I worked in T shirt and work trousers in sub zero conditions-but-when work stops for tea😀 you need warm clothes that breath having no cash I just wore plenty of layers.

There was no safety gear when I took down dead elms 50 years ago plus I could not afford anything other than specs and ear defenders.

If you can run to safety trousers they might save your life.

NEVER chain saw dirty fallen wood that has been lying for years-it will destroy your £15 chain in seconds-the minute stone particles ruin the case hardened chain.

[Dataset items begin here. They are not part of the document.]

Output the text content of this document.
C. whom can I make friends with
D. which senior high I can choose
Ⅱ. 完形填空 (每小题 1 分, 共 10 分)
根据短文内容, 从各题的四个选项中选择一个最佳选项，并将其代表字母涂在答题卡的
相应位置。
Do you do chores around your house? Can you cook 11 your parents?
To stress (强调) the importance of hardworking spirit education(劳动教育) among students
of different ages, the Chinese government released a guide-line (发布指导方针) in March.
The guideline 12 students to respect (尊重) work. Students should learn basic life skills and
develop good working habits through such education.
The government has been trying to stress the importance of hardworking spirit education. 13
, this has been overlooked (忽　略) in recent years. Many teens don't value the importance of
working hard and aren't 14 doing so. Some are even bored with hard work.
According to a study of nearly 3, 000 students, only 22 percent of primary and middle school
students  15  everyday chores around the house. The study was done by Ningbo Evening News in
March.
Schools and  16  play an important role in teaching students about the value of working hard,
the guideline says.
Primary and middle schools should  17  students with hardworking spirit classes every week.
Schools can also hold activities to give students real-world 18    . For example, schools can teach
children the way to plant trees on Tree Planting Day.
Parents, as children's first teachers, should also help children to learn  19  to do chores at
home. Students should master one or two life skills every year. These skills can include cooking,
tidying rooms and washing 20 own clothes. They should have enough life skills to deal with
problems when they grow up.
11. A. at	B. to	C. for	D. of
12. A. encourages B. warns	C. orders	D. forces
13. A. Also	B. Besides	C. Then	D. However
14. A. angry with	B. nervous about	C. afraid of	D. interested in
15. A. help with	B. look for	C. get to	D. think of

NEVER attempt to chain saw trees piled on top of each other-leave it to the experts-its very difficult to spot where the pent up energy in the trees is just waiting to be unleashed on you when you cut in the wrong place.

If you cut green wood the resin will blunt your saw in seconds-a wire brush will remove the resin in seconds bringing back the chains cutting capabilities.

You will be using that wire brush often😂😂

Remember big dead trees have hidden dangers-when felling 100 foot plus trees the saw sends vibrations through the tree and branches can break off-guess who is standing below.

Always take some bird food for the robin that turns up.

In my non PC tea break I would just give the robin a bit of my sandwich it always ate every morsel.

Finally get a copy of the chain saw bible Barnacle Parps Chain Saw Guide On flea bay for a fiver!!!